Fig. 118.-Upper end of right femur. The epiphysial line for the great trochanter is marked in green round its base. The retinacula of Weitbrecht," fibres running back toward the head under the synovial membrane, are shown only where they are congregated into their three main groups ; they are derived from the transverse capsular fibres, and the upper one obtains many fibres from Pyriformis (see Fig. 117). I. Anterior aspect. Observe that the Gluteus minimus is attached only to the outer ridge of the trochanter, but its tendon is continuous below with an aponeurotic sheet, the ilio-trochan-teric band, which covers the bursa in front and reaches the bone internal to it. The upper part of the origin of Crureus is mainly tendinous. The extension of the cartilage of the head on to the neck is shown at x ; this lies under the ilio-femoral band or, if the opening for the sub-Psoas bursa is large, under the tendon of the Psoas. 2. From the outer side. The oblique insertion of Gluteus medius is continuous below and in front with that of Gluteus minimus, and frequently with that of Pyriformis above and behind ; it divides this aspect of the trochanter into two areas, one, C, in front and above, under cover of medius and therefore bevelled off in the direction of that muscle, the other, A, below and behind, covered by Gluteus maximus and therefore moulded by that muscle so that it is more vertically directed and curved from before backwards. The surface C carries a bursa, but A has only occasionally an extension of the bursa situated below in relation with it. D, surface covered by Vastus extemus and more or less flattened by it. Crureus fuses with V. externus at a lower level. 3. Posterior aspect. D, surface covered by Quadratus femoris ; deep to this muscle the Obturator externus lies against the bone, moulding the back and lower part of the neck in the area F as it passes to the digital fossa. 4. From the inner side. Observe the pointed area between the spiral line and pectineal line which is occupied by Iliacus. E, inner surface, covered by Vastus internus but not affording origin to it ; the Crureus does not transgress the inner border.
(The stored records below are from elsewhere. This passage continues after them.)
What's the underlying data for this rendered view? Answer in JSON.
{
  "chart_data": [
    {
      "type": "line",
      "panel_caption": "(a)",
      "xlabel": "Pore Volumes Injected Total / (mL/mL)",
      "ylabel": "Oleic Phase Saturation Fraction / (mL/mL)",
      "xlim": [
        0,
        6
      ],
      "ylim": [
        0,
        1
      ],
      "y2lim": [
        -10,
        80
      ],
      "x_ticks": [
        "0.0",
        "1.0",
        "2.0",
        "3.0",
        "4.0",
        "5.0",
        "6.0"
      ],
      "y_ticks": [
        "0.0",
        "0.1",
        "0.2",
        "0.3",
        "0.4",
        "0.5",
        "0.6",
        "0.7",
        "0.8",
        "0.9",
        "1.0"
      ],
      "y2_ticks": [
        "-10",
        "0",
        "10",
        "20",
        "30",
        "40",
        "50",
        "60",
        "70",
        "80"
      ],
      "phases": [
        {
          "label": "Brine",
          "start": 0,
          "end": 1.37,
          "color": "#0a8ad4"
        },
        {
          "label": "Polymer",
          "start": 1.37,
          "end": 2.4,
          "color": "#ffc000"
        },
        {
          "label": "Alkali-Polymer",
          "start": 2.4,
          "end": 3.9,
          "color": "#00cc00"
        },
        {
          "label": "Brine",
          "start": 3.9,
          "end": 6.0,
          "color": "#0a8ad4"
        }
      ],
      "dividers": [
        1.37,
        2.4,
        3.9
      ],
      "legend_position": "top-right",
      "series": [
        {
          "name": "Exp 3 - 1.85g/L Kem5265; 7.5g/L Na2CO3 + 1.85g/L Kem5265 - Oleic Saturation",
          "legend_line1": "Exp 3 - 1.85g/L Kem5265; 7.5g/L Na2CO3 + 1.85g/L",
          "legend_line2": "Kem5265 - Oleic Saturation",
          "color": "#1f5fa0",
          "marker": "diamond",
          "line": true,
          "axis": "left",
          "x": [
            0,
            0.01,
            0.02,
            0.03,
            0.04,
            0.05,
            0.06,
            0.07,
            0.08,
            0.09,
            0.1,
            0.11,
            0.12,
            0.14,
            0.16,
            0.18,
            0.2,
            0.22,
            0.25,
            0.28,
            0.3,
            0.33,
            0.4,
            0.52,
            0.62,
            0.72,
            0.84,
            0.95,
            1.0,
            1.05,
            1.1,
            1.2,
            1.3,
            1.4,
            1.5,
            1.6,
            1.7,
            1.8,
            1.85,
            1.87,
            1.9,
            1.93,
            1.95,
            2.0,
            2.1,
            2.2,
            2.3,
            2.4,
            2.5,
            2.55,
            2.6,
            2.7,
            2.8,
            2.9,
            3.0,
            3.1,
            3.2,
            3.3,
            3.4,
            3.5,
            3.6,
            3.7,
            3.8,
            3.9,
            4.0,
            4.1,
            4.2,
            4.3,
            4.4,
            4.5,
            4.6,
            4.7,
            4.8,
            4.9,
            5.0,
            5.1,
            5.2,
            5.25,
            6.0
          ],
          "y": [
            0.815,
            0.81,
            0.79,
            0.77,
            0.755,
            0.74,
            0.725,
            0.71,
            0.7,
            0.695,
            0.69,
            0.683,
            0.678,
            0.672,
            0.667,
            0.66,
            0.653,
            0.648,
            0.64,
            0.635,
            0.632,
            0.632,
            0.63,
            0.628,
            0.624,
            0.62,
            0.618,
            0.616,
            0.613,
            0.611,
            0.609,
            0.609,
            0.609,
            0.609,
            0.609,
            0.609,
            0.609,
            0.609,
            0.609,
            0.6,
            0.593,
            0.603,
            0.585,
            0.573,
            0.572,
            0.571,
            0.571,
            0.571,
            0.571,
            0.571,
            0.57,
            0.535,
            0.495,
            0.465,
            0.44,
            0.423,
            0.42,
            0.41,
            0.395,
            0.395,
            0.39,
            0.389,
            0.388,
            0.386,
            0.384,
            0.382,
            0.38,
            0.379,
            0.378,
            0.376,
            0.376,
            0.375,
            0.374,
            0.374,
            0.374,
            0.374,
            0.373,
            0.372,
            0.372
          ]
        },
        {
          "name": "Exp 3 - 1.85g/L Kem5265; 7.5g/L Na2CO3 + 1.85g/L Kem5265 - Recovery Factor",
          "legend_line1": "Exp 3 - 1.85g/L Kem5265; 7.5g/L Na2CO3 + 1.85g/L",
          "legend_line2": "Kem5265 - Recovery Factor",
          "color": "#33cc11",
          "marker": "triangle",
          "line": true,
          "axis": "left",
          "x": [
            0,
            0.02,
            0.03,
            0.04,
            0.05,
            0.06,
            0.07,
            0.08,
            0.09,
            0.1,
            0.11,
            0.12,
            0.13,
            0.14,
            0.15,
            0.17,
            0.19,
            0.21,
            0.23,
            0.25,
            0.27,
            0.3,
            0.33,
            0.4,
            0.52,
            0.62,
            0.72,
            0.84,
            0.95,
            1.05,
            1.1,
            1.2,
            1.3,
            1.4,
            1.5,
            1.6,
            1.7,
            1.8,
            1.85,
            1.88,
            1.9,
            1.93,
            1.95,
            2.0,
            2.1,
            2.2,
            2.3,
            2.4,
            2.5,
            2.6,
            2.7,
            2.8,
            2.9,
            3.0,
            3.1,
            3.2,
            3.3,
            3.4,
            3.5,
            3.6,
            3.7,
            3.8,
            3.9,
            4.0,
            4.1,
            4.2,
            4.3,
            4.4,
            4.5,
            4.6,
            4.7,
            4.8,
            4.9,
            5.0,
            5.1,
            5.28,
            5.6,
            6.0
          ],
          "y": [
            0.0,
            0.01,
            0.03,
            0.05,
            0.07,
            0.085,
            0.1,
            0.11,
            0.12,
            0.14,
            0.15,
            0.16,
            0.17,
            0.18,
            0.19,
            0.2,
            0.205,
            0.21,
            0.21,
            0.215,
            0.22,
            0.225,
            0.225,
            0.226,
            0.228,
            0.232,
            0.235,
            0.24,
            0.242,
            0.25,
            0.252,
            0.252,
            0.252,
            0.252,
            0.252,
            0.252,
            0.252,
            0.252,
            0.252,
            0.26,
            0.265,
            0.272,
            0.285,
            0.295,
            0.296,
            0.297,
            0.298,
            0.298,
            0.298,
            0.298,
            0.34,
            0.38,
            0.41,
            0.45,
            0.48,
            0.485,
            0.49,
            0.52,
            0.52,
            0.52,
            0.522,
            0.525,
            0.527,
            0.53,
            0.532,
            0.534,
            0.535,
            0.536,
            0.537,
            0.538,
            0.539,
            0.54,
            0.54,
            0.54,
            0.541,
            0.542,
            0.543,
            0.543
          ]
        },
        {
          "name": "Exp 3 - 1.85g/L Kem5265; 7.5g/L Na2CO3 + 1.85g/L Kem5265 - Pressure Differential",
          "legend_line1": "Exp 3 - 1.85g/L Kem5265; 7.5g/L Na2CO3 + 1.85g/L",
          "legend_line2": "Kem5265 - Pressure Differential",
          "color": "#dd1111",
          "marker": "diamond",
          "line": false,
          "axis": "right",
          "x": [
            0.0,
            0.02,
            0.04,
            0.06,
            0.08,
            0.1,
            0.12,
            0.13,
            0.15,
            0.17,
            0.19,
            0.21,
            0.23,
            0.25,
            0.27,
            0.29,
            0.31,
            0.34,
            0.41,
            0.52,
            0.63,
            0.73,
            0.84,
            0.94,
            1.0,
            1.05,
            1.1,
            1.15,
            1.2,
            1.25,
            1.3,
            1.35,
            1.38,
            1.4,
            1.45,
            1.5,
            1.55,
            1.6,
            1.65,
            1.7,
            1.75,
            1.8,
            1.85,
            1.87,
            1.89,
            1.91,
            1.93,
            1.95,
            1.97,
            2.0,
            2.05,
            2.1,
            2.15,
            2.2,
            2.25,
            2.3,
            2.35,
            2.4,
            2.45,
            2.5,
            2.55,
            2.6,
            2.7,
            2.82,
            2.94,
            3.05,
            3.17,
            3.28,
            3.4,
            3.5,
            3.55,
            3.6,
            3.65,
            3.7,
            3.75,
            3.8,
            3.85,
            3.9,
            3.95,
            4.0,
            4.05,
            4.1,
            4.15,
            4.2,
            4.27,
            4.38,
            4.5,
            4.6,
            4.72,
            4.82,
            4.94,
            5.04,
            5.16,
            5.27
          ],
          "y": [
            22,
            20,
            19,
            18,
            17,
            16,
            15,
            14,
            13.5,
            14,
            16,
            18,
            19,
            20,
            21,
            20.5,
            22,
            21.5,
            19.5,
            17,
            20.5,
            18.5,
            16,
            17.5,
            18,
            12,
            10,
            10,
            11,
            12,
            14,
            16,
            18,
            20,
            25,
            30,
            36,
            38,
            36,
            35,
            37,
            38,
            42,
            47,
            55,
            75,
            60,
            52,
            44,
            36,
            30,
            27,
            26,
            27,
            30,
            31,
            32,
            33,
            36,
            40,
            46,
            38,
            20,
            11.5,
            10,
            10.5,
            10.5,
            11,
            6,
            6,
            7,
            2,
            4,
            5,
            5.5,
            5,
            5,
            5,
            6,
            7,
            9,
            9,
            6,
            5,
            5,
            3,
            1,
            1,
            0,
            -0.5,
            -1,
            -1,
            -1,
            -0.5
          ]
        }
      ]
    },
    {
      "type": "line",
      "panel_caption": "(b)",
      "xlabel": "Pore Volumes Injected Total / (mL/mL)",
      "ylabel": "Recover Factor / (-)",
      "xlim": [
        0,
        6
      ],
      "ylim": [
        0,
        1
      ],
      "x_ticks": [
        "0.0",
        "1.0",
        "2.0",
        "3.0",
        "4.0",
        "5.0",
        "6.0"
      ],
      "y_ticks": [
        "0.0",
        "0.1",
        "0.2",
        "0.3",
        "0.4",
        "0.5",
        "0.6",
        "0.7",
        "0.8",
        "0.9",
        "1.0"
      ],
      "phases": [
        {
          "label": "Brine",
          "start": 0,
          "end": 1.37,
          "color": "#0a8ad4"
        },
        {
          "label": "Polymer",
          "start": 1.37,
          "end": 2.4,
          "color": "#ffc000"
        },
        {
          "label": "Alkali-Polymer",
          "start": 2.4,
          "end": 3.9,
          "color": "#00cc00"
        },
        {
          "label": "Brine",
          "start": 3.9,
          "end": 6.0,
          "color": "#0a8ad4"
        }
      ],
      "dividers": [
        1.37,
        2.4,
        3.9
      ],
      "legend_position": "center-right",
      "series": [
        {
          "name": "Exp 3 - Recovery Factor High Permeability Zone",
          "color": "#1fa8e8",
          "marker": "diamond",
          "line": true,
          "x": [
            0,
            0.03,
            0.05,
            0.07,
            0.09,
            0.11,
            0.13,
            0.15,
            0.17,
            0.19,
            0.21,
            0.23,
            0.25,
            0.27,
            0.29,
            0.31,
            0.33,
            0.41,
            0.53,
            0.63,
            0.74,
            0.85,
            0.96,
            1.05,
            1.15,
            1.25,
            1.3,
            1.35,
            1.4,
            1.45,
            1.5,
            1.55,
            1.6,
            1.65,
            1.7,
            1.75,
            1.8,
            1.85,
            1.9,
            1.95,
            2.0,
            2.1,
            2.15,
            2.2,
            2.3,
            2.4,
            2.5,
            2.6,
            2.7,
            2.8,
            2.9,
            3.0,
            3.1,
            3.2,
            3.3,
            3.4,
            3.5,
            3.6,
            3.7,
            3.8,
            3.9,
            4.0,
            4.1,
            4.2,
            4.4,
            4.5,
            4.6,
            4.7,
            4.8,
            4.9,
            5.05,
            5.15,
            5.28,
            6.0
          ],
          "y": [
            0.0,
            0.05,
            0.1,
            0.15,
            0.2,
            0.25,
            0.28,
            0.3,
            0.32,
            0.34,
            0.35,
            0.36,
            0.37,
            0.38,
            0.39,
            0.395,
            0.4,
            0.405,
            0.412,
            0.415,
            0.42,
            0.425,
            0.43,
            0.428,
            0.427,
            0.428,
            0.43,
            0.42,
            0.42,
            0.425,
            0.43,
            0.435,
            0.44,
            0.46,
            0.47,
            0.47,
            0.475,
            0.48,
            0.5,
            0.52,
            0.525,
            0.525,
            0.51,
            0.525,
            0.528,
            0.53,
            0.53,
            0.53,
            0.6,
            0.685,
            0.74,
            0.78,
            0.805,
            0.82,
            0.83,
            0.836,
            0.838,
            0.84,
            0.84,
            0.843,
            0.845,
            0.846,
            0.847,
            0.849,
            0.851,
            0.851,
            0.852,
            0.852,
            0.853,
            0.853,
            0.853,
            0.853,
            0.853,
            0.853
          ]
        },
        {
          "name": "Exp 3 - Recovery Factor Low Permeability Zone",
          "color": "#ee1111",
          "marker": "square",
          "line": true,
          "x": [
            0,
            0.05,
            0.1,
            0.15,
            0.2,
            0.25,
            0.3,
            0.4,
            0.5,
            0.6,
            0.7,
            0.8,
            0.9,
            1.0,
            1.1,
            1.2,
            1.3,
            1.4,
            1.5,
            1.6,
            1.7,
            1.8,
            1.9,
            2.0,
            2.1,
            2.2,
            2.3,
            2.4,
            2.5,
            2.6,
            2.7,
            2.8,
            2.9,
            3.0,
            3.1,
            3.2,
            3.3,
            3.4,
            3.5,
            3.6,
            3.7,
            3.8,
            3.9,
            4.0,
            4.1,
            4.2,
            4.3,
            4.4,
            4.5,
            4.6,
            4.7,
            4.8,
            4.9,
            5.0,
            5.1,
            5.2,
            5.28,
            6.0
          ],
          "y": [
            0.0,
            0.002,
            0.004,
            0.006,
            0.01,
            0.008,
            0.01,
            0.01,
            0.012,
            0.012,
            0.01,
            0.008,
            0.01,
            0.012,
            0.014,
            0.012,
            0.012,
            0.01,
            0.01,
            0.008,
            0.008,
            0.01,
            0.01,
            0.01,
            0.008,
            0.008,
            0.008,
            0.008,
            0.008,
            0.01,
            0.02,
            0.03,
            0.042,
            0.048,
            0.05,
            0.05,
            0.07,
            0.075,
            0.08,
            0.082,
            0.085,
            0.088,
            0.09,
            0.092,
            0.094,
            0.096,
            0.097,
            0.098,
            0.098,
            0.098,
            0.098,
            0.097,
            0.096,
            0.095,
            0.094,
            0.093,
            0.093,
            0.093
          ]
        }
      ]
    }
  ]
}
The Small Trochanter is a traction epiphysis at the insertion of the tendon of the Psoas (Fig. 118). The tendon is inserted into its inner rough aspect and, with the Iliacus, into the front surface as well: the Iliacus is also inserted by muscular fibre into the bone in front of and below its level, a triangular area bounded by the spiral and pectineal lines. The back of the small trochanter gives attachment to no muscle, but it is covered by a well-formed bursa which separates it from the top fibres of the Adductor magnus,* into the substance of which it projects when the limb is inverted. This projection can be felt in thin people when the limb is strongly inverted. The plane of the shaft wall deep to the trochanter is strengthened, and forms a bony bar or column visible on section (Fig. 116) and extending up into the neck : this is termed the calcar jemoralc, and is supposed to receive the weight transmitted through the head and from thence by the cancellous arches to the shaft (see Fig. 125). Now articulate the femur and the pelvis and see what the action of the Psoas would be in addition to flexing the joint. Its tendon passes downwards over the front of the joint and turns outwards and backwards to reach its insertion-that is, it pulls on the femur outside the position of the axis of rotation, which passes down through the joint nearly vertically. It is therefore an internal rotator as well as flexor, but the rotating action is probably very small.